An Experience Designer born and raised in New York City, Frankie, quite early in her career, began posting tips and tricks that she learned along the way on LinkedIn and Instagram. In 2020, she was honored as a LinkedIn Top Voice in Design which helps her keep breaking the design barriers.
Were you ever a victim of imposter syndrome during your design career? How did you cope with it?
I would say for me, the biggest time I struggled with imposter syndrome was at the beginning of my career as mine took off quicker than I expected primarily due to my UX content creation. I found myself in a mentor position very early on in my career, at a time when I felt like I was still a mentee. So this constant battle between advising others while still growing myself led me to struggle with imposter syndrome.
What helped me was not forcing myself to remove it completely from my life but rather working on how it affected my mindset. Instead of telling myself that there are many larger intimidating fish out there who are my competition, I started thinking through the lens of there being many medium fish out there who I can use as resources who could help me better my skillsets.
Do you think imposter syndrome plagues the UX design community more as compared to other communities? Why?
Yes, and I believe this stems from the chicken or the egg phenomena that occurs on the job market right now. The idea that in order to gain your first job you need years of UX experience, but in order to get that UX experience you need that first job. I think this high barrier of entry creates a feeling of a need to be a unicorn not only in the UX field, but also in other areas of their life as a way to help themselves stand out in the pool of other junior designers, which just ultimately increases the likelihood of imposter syndrome.
What would be your advise to young designers trying to fight imposter syndrome?

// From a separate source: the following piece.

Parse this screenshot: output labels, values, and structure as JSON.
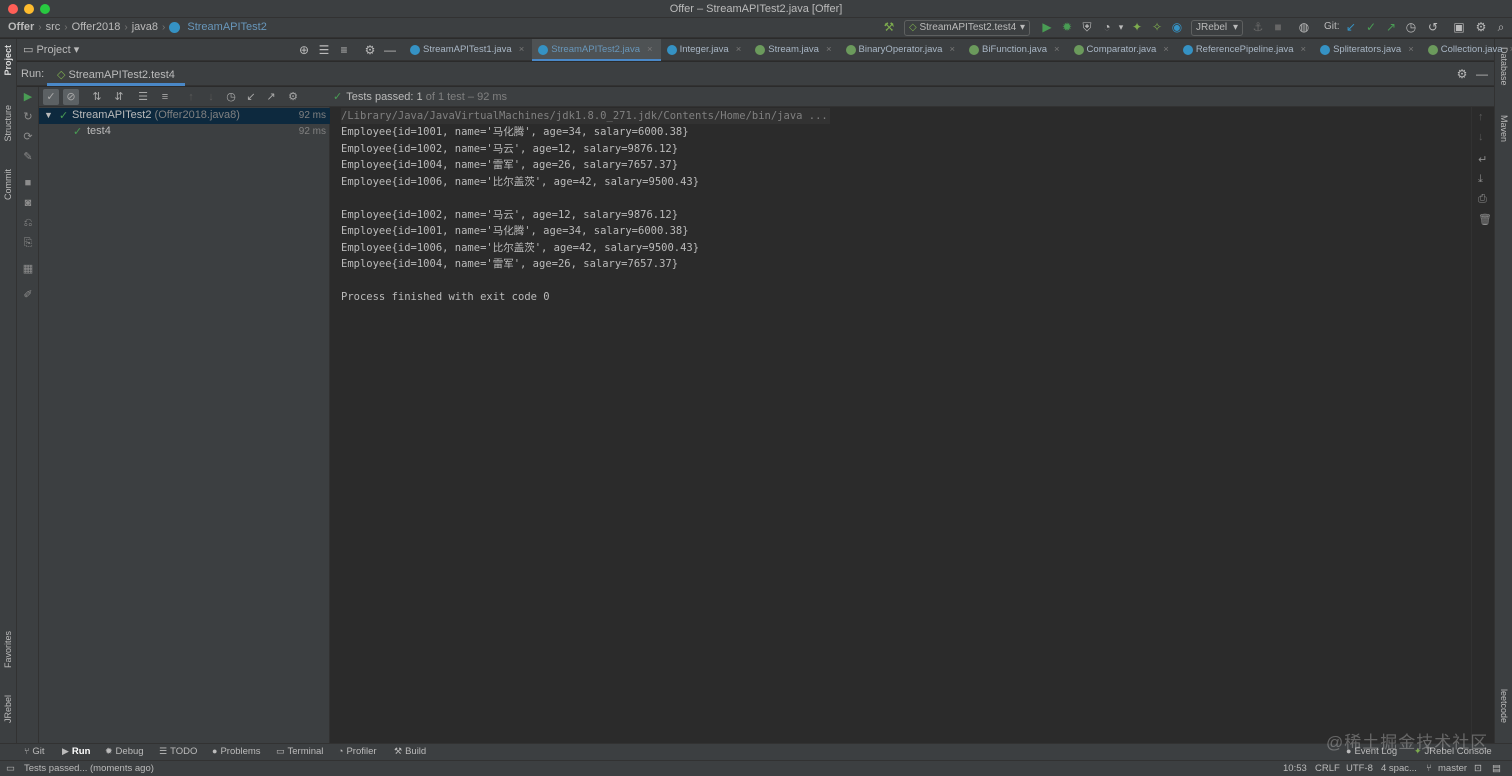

My first would be don’t! Imposter syndrome is something that I’m convinced we all go through at one point (or at many) in our careers and in all different forms. However, I think it is important to let yourself accept it since this way you can work around it and not let it interfere with your career growth and work.
That is why I would also advise young designers to find one or a group of mentors or individuals in the field they can go to for support. I think being able to have people you can talk about this with is instrumental and will really help you grow as a designer.